Dans le dessein divin, la chute trouve son sens en ce qu’elle appelle à une ascension à rebours, comme l’exprime cette belle métaphore de Jalâl ad-Dîn Rûmî : « Dès l’instant où tu vins dans le monde de l’existence, une échelle fut placée devant toi pour te permettre de t’enfuir». Mais pour qu’il puisse réintégrer le paradis perdu, l’homme doit s’arracher à l’emprise de Satan qui loge dans son intériorité. Étymologiquement, le terme arabe Shaytân évoque celui qui « divise », qui « sépare », autrement dit celui qui déroute, qui dilue l’homme dans la multiplicité des aspects de la réalité phénoménale, l’éloignant d’autant de l’Unité originelle. Il est aussi celui qui inspire le mal et qui tire l’âme humaine vers ses instincts bestiaux sources de tous les vices et de toutes les cruautés. Pour y faire face, les soufis ont développé au cours des siècles une pédagogie du « combat spirituel » (jihâd akbar42) contre les errances de l’âme, volontiers rebelle et instigatrice du mal. Une discipline de chaque instant qui fait de celui qui la met en application un « héros spirituel » (fatâ). Dans cette pédagogie intégrale, l’accent est mis sur l’oubli de Dieu, générateur de l’orgueil qui est la défaillance majeure imputée à l’homme43. Qui dit oubli dit rappel, et le Coran lui-même se présente comme le « Rappel » par excellence44. Au cœur de la praxis soufie figure donc le rappel à Dieu : « Vous les croyants, cherchez à vous souvenir de Dieu par toutes sortes de rappels45 » ou encore « Ceux qui invoquent Dieu, debout, assis et allongés sur le côté et méditent à propos de la création des cieux et de la terre46 ». En cultivant le souvenir de Dieu (dhikr Allâh), l’homme restaure sa dimension spirituelle et, ce faisant, actualise sa présence à Dieu. Se placer sous le regard de Dieu, c’est-à-dire être dans le champ de la conscience divine, c’est ce à quoi invite cette parole du Prophète lorsqu’il dit : « Si toi tu ne Le vois pas [Dieu] certes Lui te voit. » Cet état de conscience élargi est considéré comme un puissant ressort du « bel-agir » (ihsân), car il induit une vigilance et une responsabilité accrues envers soi, les autres et son environnement. En donnant ainsi une orientation (qibla) aux pensées et aux gestes, cette pédagogie du souvenir vise à préserver l’homme de son versant ténébreux mais aussi à sacraliser le temps en faisant de celui qui se « souvient » le « fils de l’instant » (Ibn waqtihi).

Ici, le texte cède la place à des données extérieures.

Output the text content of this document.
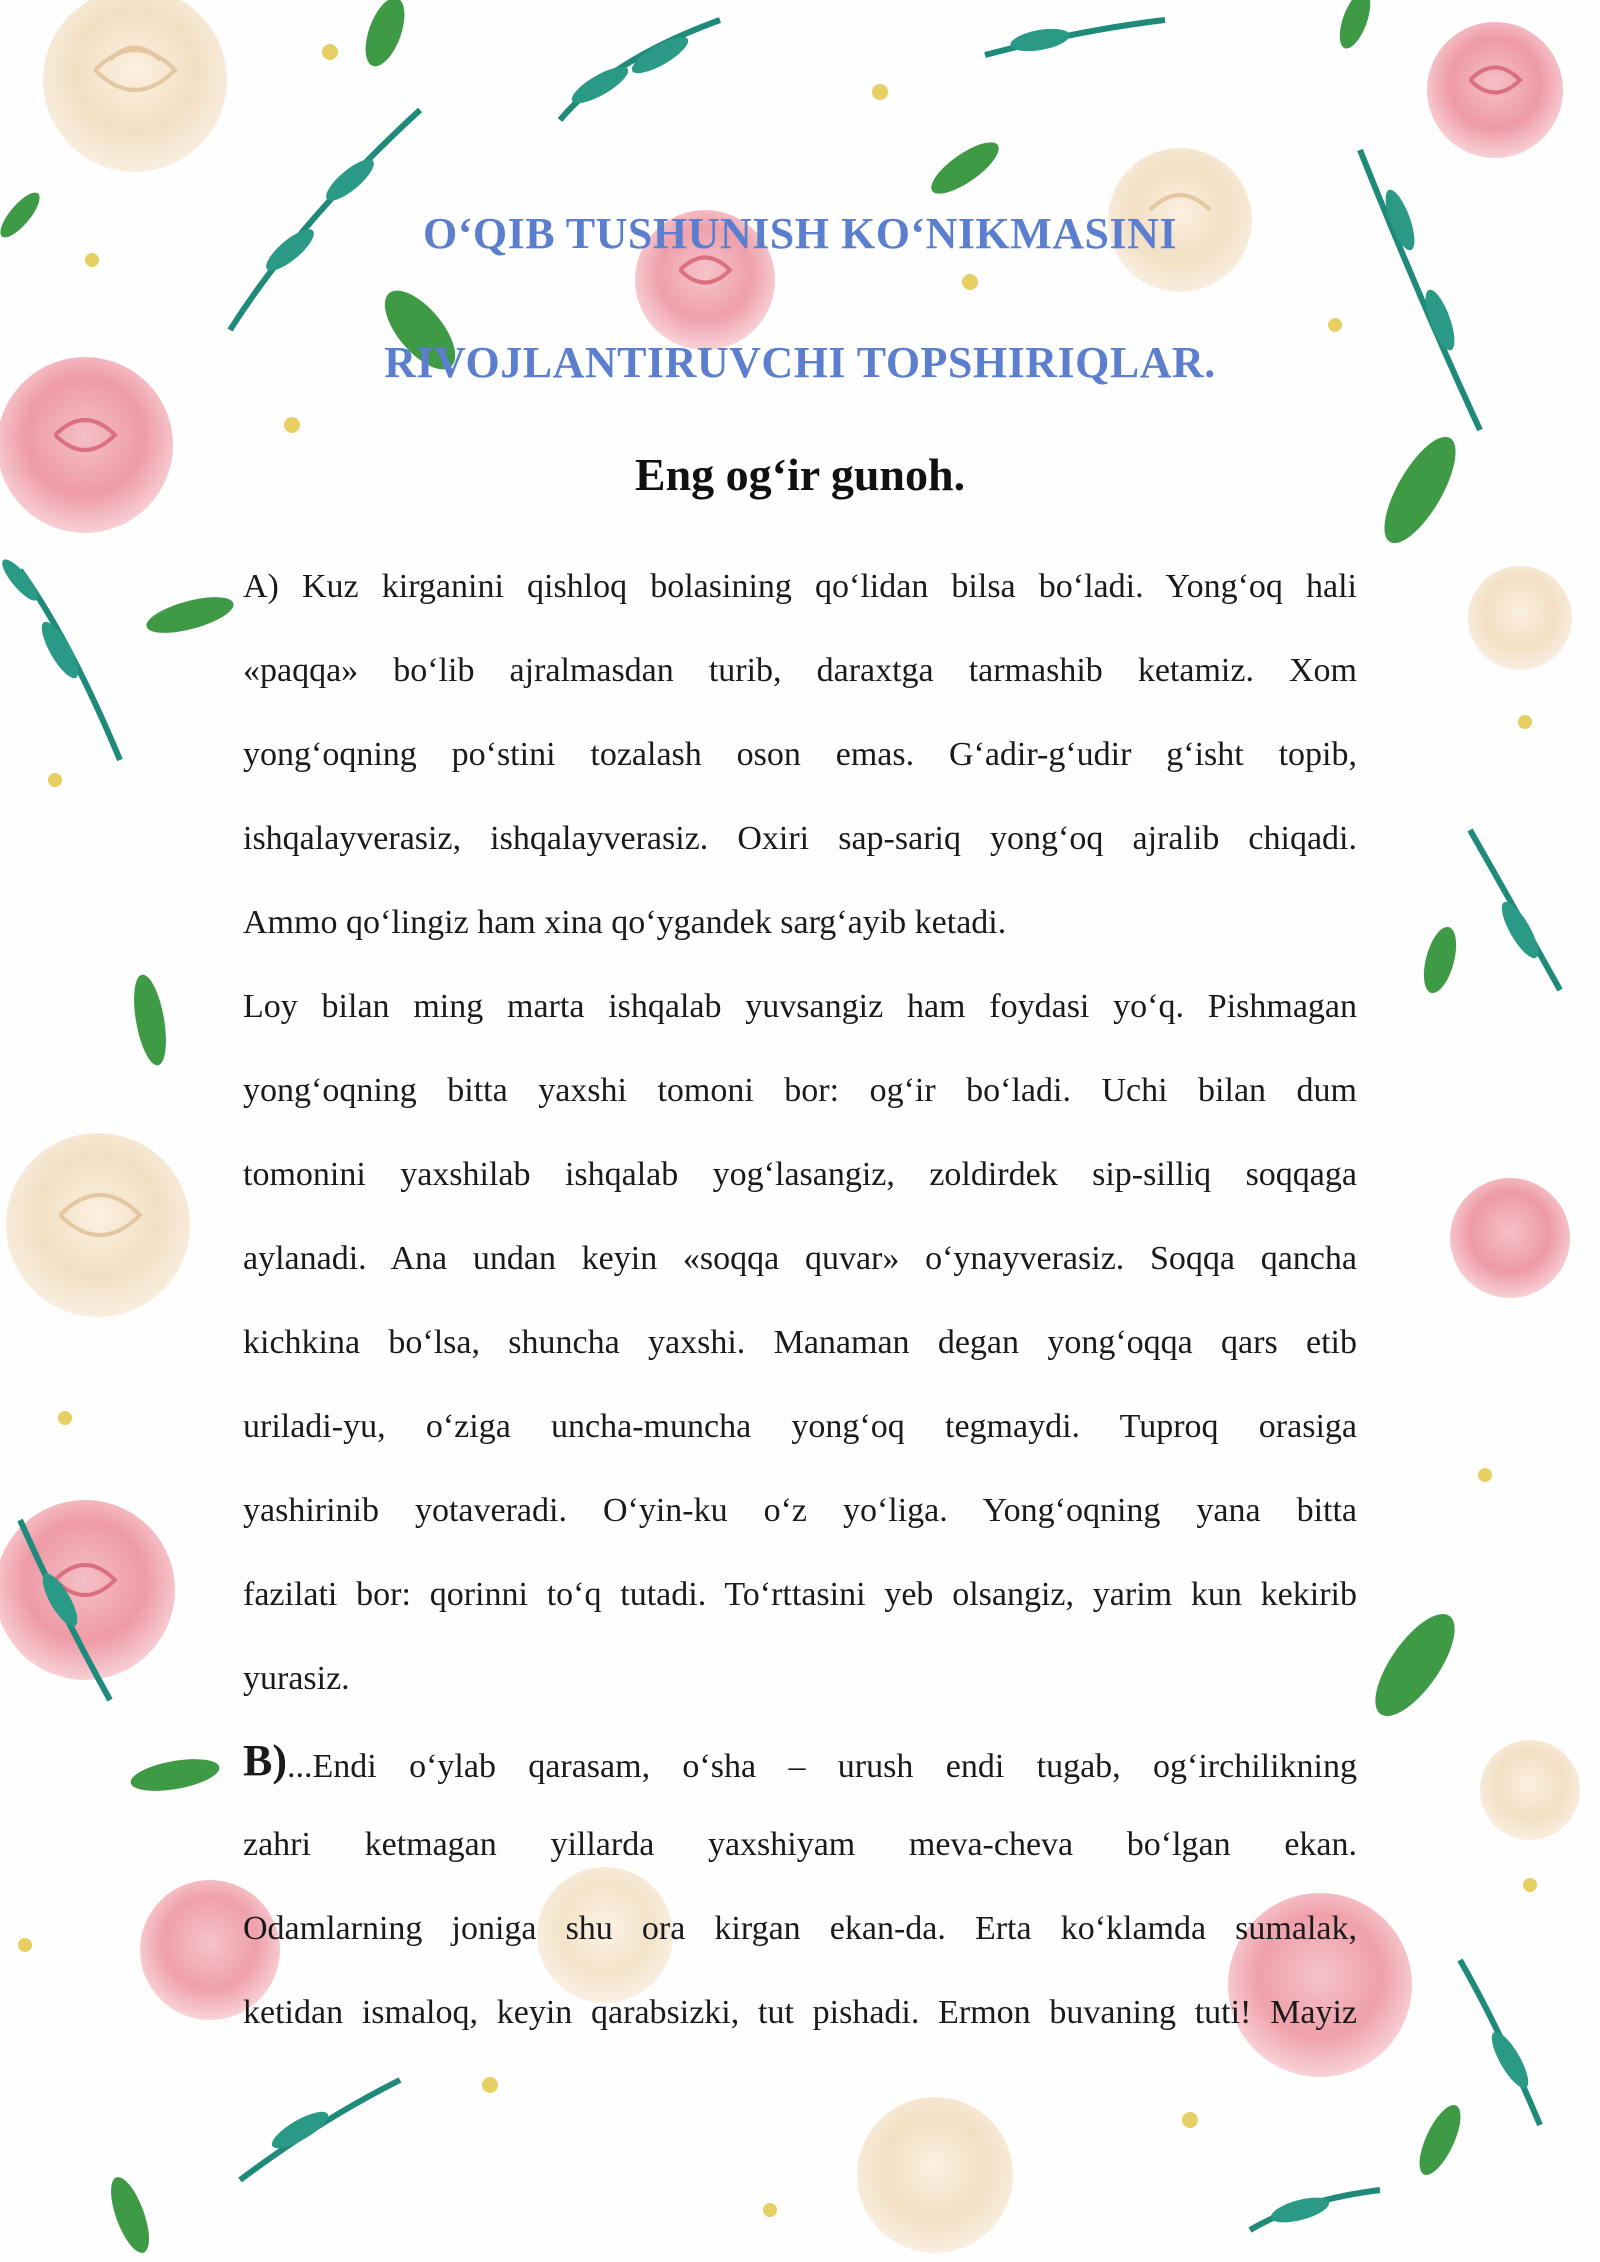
O‘QIB TUSHUNISH KO‘NIKMASINI
RIVOJLANTIRUVCHI TOPSHIRIQLAR.
Eng og‘ir gunoh.
A) Kuz kirganini qishloq bolasining qo‘lidan bilsa bo‘ladi. Yong‘oq hali
«paqqa» bo‘lib ajralmasdan turib, daraxtga tarmashib ketamiz. Xom
yong‘oqning po‘stini tozalash oson emas. G‘adir-g‘udir g‘isht topib,
ishqalayverasiz, ishqalayverasiz. Oxiri sap-sariq yong‘oq ajralib chiqadi.
Ammo qo‘lingiz ham xina qo‘ygandek sarg‘ayib ketadi.
Loy bilan ming marta ishqalab yuvsangiz ham foydasi yo‘q. Pishmagan
yong‘oqning bitta yaxshi tomoni bor: og‘ir bo‘ladi. Uchi bilan dum
tomonini yaxshilab ishqalab yog‘lasangiz, zoldirdek sip-silliq soqqaga
aylanadi. Ana undan keyin «soqqa quvar» o‘ynayverasiz. Soqqa qancha
kichkina bo‘lsa, shuncha yaxshi. Manaman degan yong‘oqqa qars etib
uriladi-yu, o‘ziga uncha-muncha yong‘oq tegmaydi. Tuproq orasiga
yashirinib yotaveradi. O‘yin-ku o‘z yo‘liga. Yong‘oqning yana bitta
fazilati bor: qorinni to‘q tutadi. To‘rttasini yeb olsangiz, yarim kun kekirib
yurasiz.
B) ...Endi o‘ylab qarasam, o‘sha – urush endi tugab, og‘irchilikning
zahri ketmagan yillarda yaxshiyam meva-cheva bo‘lgan ekan.
Odamlarning joniga shu ora kirgan ekan-da. Erta ko‘klamda sumalak,
ketidan ismaloq, keyin qarabsizki, tut pishadi. Ermon buvaning tuti! Mayiz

Si l’histoire humaine est traversée de tragédies, Satan jouant à plein son rôle, les humanistes de l’islam ont de tout temps rappelé que le mal n’a pas, au contraire de la Miséricorde, de caractère absolu. Le mal, sous toutes les formes qu’il peut prendre, sur le plan individuel ou collectif, est voué à l’échec en raison même de la promesse coranique, comme le rappelle Muhammad Iqbal (m. 1938) : « L’enseignement du Coran, qui croit à la possibilité d’une amélioration dans la conduite de l’homme […] est animé par l’espoir de la victoire de l’homme sur le mal47 ». Pour le penseur syrien et apôtre de la non- violence Jawdat Said (né en 1931), l’homme est appelé à refuser la violence quel qu’en soit le prix à payer48. La pulsion de vie doit l’emporter sur la pulsion de mort, comme l’enseigne le refus d’Abel d’opposer la violence à celle de son frère Caïn49. En outre, le Coran rappelle en maints passages que Dieu n’a pas créé le monde « en vain50 » ce qui invalide toute philosophie de l’absurde et du nihilisme. L’histoire a donc un sens et l’homme est doté d’un libre arbitre qui induit une éthique de la responsabilité et de la mesure. Étape après étape, par un effort soutenu, l’individu parvient à neutraliser le mal qui lui est inhérent, prouvant ainsi que l’humanité de l’homme est plus forte que sa bestialité. L’âme ainsi apaisée peut au bout du processus réintégrer sa source divine51. Ce défi de la réconciliation avec soi-même s’adresse à chaque individu. Il s’adresse également à l’humanité entière qui est appelée à retrouver le chemin de son unité vers la souche adamique commune.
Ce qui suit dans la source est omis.